3.10.06

Sem tido!

Era menino demais para entender tudo aquilo. Calcanhares colados, mãos espalmadas, dedos unidos, um vento frio, a chuva vindo, a juventude e o prazer de viver se esvaindo. Coturnos, casacos e os cascos dos cavalos deixaram sua alma em cacos. A frente fria avançava anunciando a batalha. Tempo truncado, tudo escuro. "Antes que o galo cante duas vezes...". Não precisou. Antes, a coruja piou. O medo outrora oculto revelou-se. Borrou-se. Então, mirou a frase defeito: "os covardes nunca tentaram, os fracos ficaram no caminho, só os fortes conseguiram". Engoliu a seco o gosto azedo. O menino teve de matar, o menino. Não entendia nada. Apenas sonhava com um futuro esquecido no bairro escondido, país longínquo onde pecado era deixar de pular o muro para jogar bola, soltar pipa, andar de skate, tomar sorvete e mascar chiclete. Ao sonhar, tornava claro o escuro. Até o dia em que seu sol entrou em Saturno.



Música Incidental: Mamãe eu não queria (Raul Seixas)

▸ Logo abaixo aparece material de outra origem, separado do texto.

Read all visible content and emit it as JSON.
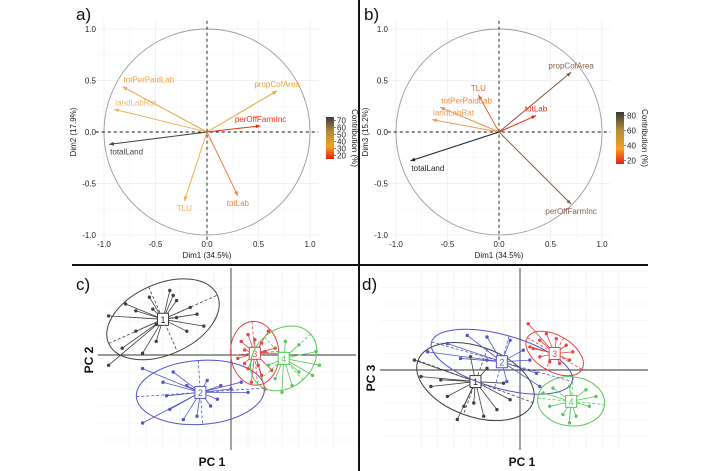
{
  "chart_data": [
    {
      "panel": "a)",
      "type": "scatter",
      "subtype": "pca-correlation-circle",
      "xlabel": "Dim1 (34.5%)",
      "ylabel": "Dim2 (17.9%)",
      "xlim": [
        -1.0,
        1.0
      ],
      "ylim": [
        -1.0,
        1.0
      ],
      "xticks": [
        "-1.0",
        "-0.5",
        "0.0",
        "0.5",
        "1.0"
      ],
      "yticks": [
        "1.0",
        "0.5",
        "0.0",
        "-0.5",
        "-1.0"
      ],
      "grid": true,
      "legend": {
        "title": "Contribution (%)",
        "ticks": [
          "70",
          "60",
          "50",
          "40",
          "30",
          "20"
        ],
        "min": 15,
        "max": 75,
        "placement": "right"
      },
      "variables": [
        {
          "name": "totPerPaidLab",
          "x": -0.82,
          "y": 0.44,
          "contribution": 42,
          "color": "#f0a040"
        },
        {
          "name": "landLabRat",
          "x": -0.9,
          "y": 0.22,
          "contribution": 30,
          "color": "#efb56a"
        },
        {
          "name": "propCofArea",
          "x": 0.68,
          "y": 0.4,
          "contribution": 22,
          "color": "#e3a832"
        },
        {
          "name": "perOffFarmInc",
          "x": 0.52,
          "y": 0.06,
          "contribution": 20,
          "color": "#e83010"
        },
        {
          "name": "totalLand",
          "x": -0.95,
          "y": -0.12,
          "contribution": 75,
          "color": "#404040"
        },
        {
          "name": "TLU",
          "x": -0.22,
          "y": -0.67,
          "contribution": 28,
          "color": "#f0aa50"
        },
        {
          "name": "totLab",
          "x": 0.3,
          "y": -0.62,
          "contribution": 45,
          "color": "#f08040"
        }
      ]
    },
    {
      "panel": "b)",
      "type": "scatter",
      "subtype": "pca-correlation-circle",
      "xlabel": "Dim1 (34.5%)",
      "ylabel": "Dim3 (15.2%)",
      "xlim": [
        -1.0,
        1.0
      ],
      "ylim": [
        -1.0,
        1.0
      ],
      "xticks": [
        "-1.0",
        "-0.5",
        "0.0",
        "0.5",
        "1.0"
      ],
      "yticks": [
        "1.0",
        "0.5",
        "0.0",
        "-0.5",
        "-1.0"
      ],
      "grid": true,
      "legend": {
        "title": "Contribution (%)",
        "ticks": [
          "80",
          "60",
          "40",
          "20"
        ],
        "min": 15,
        "max": 85,
        "placement": "right"
      },
      "variables": [
        {
          "name": "propCofArea",
          "x": 0.7,
          "y": 0.58,
          "contribution": 70,
          "color": "#8c5a48"
        },
        {
          "name": "TLU",
          "x": -0.2,
          "y": 0.36,
          "contribution": 22,
          "color": "#e86030"
        },
        {
          "name": "totPerPaidLab",
          "x": -0.57,
          "y": 0.24,
          "contribution": 25,
          "color": "#f08838"
        },
        {
          "name": "landLabRat",
          "x": -0.65,
          "y": 0.12,
          "contribution": 28,
          "color": "#ec9c58"
        },
        {
          "name": "totLab",
          "x": 0.36,
          "y": 0.16,
          "contribution": 20,
          "color": "#e52810"
        },
        {
          "name": "totalLand",
          "x": -0.86,
          "y": -0.28,
          "contribution": 85,
          "color": "#222222"
        },
        {
          "name": "perOffFarmInc",
          "x": 0.7,
          "y": -0.7,
          "contribution": 65,
          "color": "#8a5f50"
        }
      ]
    },
    {
      "panel": "c)",
      "type": "scatter",
      "subtype": "pca-individuals-clusters",
      "xlabel": "PC 1",
      "ylabel": "PC 2",
      "clusters": [
        {
          "id": "1",
          "color": "#404040",
          "centroid": [
            -2.0,
            1.05
          ],
          "points": [
            [
              -3.6,
              1.15
            ],
            [
              -3.1,
              1.5
            ],
            [
              -2.8,
              1.3
            ],
            [
              -2.4,
              1.7
            ],
            [
              -2.3,
              1.35
            ],
            [
              -1.7,
              1.75
            ],
            [
              -1.8,
              1.9
            ],
            [
              -1.6,
              1.6
            ],
            [
              -1.2,
              1.4
            ],
            [
              -1.0,
              1.2
            ],
            [
              -0.8,
              0.85
            ],
            [
              -1.3,
              0.7
            ],
            [
              -1.6,
              1.1
            ],
            [
              -2.2,
              0.9
            ],
            [
              -2.8,
              0.7
            ],
            [
              -3.6,
              -0.3
            ],
            [
              -3.2,
              0.2
            ],
            [
              -2.6,
              0.05
            ],
            [
              -2.2,
              0.4
            ]
          ]
        },
        {
          "id": "2",
          "color": "#5454c8",
          "centroid": [
            -0.9,
            -1.1
          ],
          "points": [
            [
              -2.6,
              -0.4
            ],
            [
              -2.0,
              -0.8
            ],
            [
              -1.7,
              -0.5
            ],
            [
              -1.3,
              -0.9
            ],
            [
              -0.7,
              -0.75
            ],
            [
              -0.3,
              -0.9
            ],
            [
              0.0,
              -1.0
            ],
            [
              0.3,
              -0.8
            ],
            [
              0.5,
              -1.1
            ],
            [
              -0.6,
              -1.5
            ],
            [
              -1.0,
              -1.8
            ],
            [
              -1.4,
              -1.9
            ],
            [
              -1.8,
              -1.6
            ],
            [
              -2.6,
              -2.0
            ],
            [
              -0.4,
              -1.3
            ],
            [
              -1.9,
              -1.2
            ]
          ]
        },
        {
          "id": "3",
          "color": "#e04848",
          "centroid": [
            0.7,
            0.05
          ],
          "points": [
            [
              0.3,
              0.4
            ],
            [
              0.5,
              0.6
            ],
            [
              0.7,
              0.45
            ],
            [
              0.9,
              0.35
            ],
            [
              1.1,
              0.7
            ],
            [
              0.6,
              0.2
            ],
            [
              0.4,
              0.15
            ],
            [
              1.0,
              0.1
            ],
            [
              1.3,
              0.2
            ],
            [
              0.8,
              -0.3
            ],
            [
              0.5,
              -0.4
            ],
            [
              0.9,
              -0.6
            ],
            [
              1.2,
              -0.45
            ],
            [
              0.2,
              -0.1
            ],
            [
              0.6,
              -0.8
            ],
            [
              1.0,
              -1.0
            ],
            [
              0.4,
              -0.25
            ],
            [
              1.5,
              0.05
            ]
          ]
        },
        {
          "id": "4",
          "color": "#58c858",
          "centroid": [
            1.55,
            -0.1
          ],
          "points": [
            [
              1.6,
              0.4
            ],
            [
              2.0,
              0.3
            ],
            [
              2.5,
              0.1
            ],
            [
              2.6,
              -0.3
            ],
            [
              2.4,
              -0.6
            ],
            [
              2.0,
              -0.5
            ],
            [
              1.8,
              -0.9
            ],
            [
              1.5,
              -1.1
            ],
            [
              1.3,
              -0.7
            ],
            [
              1.1,
              -0.3
            ]
          ]
        }
      ]
    },
    {
      "panel": "d)",
      "type": "scatter",
      "subtype": "pca-individuals-clusters",
      "xlabel": "PC 1",
      "ylabel": "PC 3",
      "clusters": [
        {
          "id": "1",
          "color": "#404040",
          "centroid": [
            -1.35,
            -0.35
          ],
          "points": [
            [
              -3.2,
              0.3
            ],
            [
              -3.0,
              -0.2
            ],
            [
              -2.7,
              -0.5
            ],
            [
              -2.2,
              -0.8
            ],
            [
              -1.9,
              -1.5
            ],
            [
              -1.7,
              -1.1
            ],
            [
              -1.4,
              -1.0
            ],
            [
              -1.1,
              -1.4
            ],
            [
              -0.7,
              -1.2
            ],
            [
              -0.3,
              -0.9
            ],
            [
              -0.5,
              -0.4
            ],
            [
              -1.0,
              0.05
            ],
            [
              -1.5,
              0.4
            ],
            [
              -2.4,
              -0.3
            ]
          ]
        },
        {
          "id": "2",
          "color": "#5454c8",
          "centroid": [
            -0.55,
            0.25
          ],
          "points": [
            [
              -2.8,
              0.55
            ],
            [
              -2.2,
              0.8
            ],
            [
              -1.6,
              1.05
            ],
            [
              -1.0,
              1.0
            ],
            [
              -0.3,
              0.9
            ],
            [
              0.1,
              0.6
            ],
            [
              0.3,
              0.3
            ],
            [
              0.5,
              -0.1
            ],
            [
              0.6,
              -0.5
            ],
            [
              -0.4,
              -0.35
            ],
            [
              -1.0,
              0.3
            ],
            [
              -1.8,
              0.35
            ]
          ]
        },
        {
          "id": "3",
          "color": "#e04848",
          "centroid": [
            1.05,
            0.5
          ],
          "points": [
            [
              0.4,
              0.65
            ],
            [
              0.6,
              0.9
            ],
            [
              0.8,
              1.1
            ],
            [
              1.1,
              0.95
            ],
            [
              1.4,
              0.75
            ],
            [
              1.6,
              0.55
            ],
            [
              1.5,
              0.3
            ],
            [
              1.2,
              0.2
            ],
            [
              0.9,
              0.25
            ],
            [
              0.6,
              0.4
            ],
            [
              0.3,
              0.7
            ],
            [
              0.25,
              1.4
            ],
            [
              1.0,
              0.6
            ]
          ]
        },
        {
          "id": "4",
          "color": "#58c858",
          "centroid": [
            1.55,
            -0.95
          ],
          "points": [
            [
              0.7,
              -0.7
            ],
            [
              1.0,
              -0.55
            ],
            [
              1.5,
              -0.5
            ],
            [
              2.0,
              -0.6
            ],
            [
              2.3,
              -0.8
            ],
            [
              2.1,
              -1.1
            ],
            [
              1.7,
              -1.4
            ],
            [
              1.5,
              -1.6
            ],
            [
              1.3,
              -1.35
            ],
            [
              0.9,
              -1.1
            ]
          ]
        }
      ]
    }
  ]
}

"Larga dessa cantoria menino
Música não vai levar você lugar nenhum"
Peraí mamãe, güenta aí...

Mamãe, eu não queria
Mamãe, eu não queria
Mamãe, eu não queria
Servir o exército...

Não quero bater continência (Trá-lá-lá-lá)
Nem pra sargento, cabo ou capitão (Trá-lá-lá-lá)
Nem quero ser sentinela, mamãe
Que nem cachorro vigiando o portão
Não!

Mamãe, eu não queria...

Desculpe, Vossa Excelência
A falta, a falta de um pistolão
É que meu velho é soldado
E minha mãe pertence ao Exército de Salvação
Não!

Mamãe, eu não queria...

Olha as crianças:
"Marcha soldado, cabeça de papel
Se não marchar direito vai preso pro quartel!"

Mamãe, eu não queria...

Sei que é uma bela carreira
Mas não tenho a menor vocação
Se fosse tão bom assim mainha
Não seria imposição
Não!

Mamãe, eu não queria...

"Você sabe muito bem que é obrigatório
E além do mais você tem que cumprir com seu
dever com orgulho!"
Mamãe eu não queria!

"Você sabe muito bem que é obrigatório
E além do mais você tem que cumprir com seu
dever com orgulho e dedicação!"
Mamãe eu morreria!
"Pela causa meu filho, pela causa!"

Mamãe, eu não queria!
Mamãe! Mamãe eu... eu...

2 comentários:

Anônimo disse...

Menino Maurício, parece que realmente vagamos por semelhantes incertezas, indagações e passeios artísticos... Em busca, em busca, ufa, ufa!
Escrevi um texto comentando teu email-carta que me foi tão caro ao coração, finalmente.
beijo&abraço da nova amiga,
Palena

Feliz disse...

Caro Zé Maurício Rocha, parabéns pelo texto. Um abraçco.